Deimeke said it takes 24 hours for every five pounds of frozen turkey to thaw in the refrigerator, and 30 minutes for every pound of frozen turkey to thaw in cold water.

She said if you choose to thaw your turkey in cold water, make sure to put it in a bag or container to avoid having the turkey absorb moisture. Also, she said change out the water every 30 minutes.

Deimeke said after you’re done cooking the turkey in the oven, use a food thermometer to ensure it’s safe to eat.
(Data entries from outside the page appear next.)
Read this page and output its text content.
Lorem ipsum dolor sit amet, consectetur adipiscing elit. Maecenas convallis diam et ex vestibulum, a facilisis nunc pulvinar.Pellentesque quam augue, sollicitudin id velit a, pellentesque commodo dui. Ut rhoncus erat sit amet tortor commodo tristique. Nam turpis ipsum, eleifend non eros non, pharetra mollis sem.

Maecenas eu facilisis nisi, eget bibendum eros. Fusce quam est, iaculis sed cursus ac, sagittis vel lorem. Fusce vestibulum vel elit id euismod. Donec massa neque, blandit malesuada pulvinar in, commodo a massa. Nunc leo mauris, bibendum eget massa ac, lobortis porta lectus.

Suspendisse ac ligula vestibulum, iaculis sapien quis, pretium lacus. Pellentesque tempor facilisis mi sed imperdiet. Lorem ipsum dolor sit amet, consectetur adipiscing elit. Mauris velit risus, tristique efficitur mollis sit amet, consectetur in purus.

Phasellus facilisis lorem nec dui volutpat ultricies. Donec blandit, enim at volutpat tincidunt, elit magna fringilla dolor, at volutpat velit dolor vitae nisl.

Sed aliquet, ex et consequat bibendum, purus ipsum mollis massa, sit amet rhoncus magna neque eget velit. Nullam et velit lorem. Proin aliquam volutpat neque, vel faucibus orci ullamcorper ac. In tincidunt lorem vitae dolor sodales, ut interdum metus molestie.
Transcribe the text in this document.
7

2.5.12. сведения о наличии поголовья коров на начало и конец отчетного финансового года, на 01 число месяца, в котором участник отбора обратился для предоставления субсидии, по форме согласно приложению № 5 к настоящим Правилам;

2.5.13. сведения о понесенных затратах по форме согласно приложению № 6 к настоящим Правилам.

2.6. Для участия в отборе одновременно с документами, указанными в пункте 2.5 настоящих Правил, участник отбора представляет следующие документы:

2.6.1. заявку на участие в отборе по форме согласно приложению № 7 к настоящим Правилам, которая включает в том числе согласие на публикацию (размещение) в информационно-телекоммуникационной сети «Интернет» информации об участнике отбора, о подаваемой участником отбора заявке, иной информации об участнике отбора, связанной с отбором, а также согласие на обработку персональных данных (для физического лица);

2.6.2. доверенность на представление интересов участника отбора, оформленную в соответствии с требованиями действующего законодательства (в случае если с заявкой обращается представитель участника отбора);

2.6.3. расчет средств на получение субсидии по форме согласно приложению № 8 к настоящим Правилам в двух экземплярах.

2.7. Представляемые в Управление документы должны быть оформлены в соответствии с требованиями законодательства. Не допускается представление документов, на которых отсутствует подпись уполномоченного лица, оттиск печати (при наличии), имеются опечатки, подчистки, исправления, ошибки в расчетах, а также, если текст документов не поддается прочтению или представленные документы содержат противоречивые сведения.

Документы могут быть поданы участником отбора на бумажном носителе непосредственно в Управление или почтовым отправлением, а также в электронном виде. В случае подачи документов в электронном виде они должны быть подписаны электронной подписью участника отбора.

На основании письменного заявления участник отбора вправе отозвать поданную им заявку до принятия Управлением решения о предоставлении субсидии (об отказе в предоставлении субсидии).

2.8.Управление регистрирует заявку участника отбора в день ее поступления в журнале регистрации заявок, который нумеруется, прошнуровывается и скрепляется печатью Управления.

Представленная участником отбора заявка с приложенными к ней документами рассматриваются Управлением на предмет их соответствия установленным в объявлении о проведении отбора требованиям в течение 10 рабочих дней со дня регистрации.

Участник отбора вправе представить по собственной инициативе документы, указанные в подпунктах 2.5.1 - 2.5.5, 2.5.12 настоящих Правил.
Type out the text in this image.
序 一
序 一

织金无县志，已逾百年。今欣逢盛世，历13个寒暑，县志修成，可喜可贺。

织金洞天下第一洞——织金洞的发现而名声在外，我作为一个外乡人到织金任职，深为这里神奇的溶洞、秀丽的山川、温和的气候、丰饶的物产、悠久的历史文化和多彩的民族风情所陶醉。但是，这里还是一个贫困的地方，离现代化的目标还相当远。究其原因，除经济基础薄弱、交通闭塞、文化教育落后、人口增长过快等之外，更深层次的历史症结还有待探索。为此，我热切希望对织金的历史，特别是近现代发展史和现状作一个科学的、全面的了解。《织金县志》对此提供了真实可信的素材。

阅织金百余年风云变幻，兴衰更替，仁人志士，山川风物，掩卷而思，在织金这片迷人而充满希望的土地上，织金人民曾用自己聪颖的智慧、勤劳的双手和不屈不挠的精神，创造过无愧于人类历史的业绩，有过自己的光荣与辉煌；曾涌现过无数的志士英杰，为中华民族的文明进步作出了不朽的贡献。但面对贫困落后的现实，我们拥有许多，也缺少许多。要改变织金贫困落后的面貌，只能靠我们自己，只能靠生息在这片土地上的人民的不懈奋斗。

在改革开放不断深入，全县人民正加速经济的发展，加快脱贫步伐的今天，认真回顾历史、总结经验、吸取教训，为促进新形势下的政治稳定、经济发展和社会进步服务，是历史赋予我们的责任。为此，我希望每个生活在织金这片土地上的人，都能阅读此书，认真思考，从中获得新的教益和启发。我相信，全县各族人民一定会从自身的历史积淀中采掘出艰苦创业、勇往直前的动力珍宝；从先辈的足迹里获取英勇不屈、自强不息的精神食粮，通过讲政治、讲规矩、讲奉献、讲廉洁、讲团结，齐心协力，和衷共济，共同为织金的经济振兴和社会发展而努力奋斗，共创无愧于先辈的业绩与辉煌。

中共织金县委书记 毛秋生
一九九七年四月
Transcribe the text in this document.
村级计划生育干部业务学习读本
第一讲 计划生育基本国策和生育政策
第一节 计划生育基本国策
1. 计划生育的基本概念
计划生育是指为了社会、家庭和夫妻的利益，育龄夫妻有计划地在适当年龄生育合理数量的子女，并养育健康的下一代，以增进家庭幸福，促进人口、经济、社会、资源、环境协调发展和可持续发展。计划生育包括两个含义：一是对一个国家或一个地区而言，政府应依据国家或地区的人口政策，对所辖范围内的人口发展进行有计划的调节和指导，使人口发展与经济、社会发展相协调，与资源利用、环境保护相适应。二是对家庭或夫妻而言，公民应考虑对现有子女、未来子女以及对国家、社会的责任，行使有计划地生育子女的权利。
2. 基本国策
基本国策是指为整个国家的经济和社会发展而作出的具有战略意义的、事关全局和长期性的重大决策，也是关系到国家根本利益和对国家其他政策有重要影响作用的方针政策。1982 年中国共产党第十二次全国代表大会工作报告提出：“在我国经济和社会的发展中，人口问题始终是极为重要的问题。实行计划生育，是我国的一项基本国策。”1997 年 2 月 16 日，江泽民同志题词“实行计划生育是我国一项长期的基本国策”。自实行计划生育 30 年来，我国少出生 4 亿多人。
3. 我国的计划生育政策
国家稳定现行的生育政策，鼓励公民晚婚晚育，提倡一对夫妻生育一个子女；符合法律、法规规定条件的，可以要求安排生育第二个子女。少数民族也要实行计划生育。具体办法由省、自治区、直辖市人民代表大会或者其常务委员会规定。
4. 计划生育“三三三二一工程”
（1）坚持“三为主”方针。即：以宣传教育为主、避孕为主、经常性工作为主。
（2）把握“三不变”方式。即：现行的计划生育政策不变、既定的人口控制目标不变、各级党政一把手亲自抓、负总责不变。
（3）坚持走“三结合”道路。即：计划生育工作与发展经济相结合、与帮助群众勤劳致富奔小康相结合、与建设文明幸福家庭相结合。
She said the turkey thigh should be 180 degrees, the turkey breast 170 degrees and the stuffing 165 degrees.

If you choose to deep-fry the turkey, there are a number of safety tips to consider.

“First and foremost, make sure that the fryer itself is on a very stable place,” Deimeke said. “Never have it on a deck or anything wooden either because it gets very hot.”

“Also, the container gets really hot, so don’t let pets or kids nearby,” she added.

As you prepare other foods for your Thanksgiving meal, be aware of cross-contamination, Deimeke said.

“Have separate cutting boards and areas for your meats and poultry, for example, and a separate area for cutting veggies,” she said. “Also, make sure that knives are kept separate as well.”

And as you’re cooking, Deimeke said be sure to wash your hands with soap and hot water frequently. She also recommended using paper towels instead of sponges and dish rags to clean surfaces.

After the Thanksgiving meal, be sure to refrigerate leftovers a soon as possible. Deimeke said anything that is perishable should not be left out for more than two hours.

“Be on the safe side,” she said. “The foods that you would normally refrigerate or you need to reheat, put it back in the fridge well within the two-hour range.”

She noted the Academy of Nutrition and Dietetics’ website has more food safety tips. She added the Butterball hotline, which has experts answering turkey-cooking questions, is also a good source.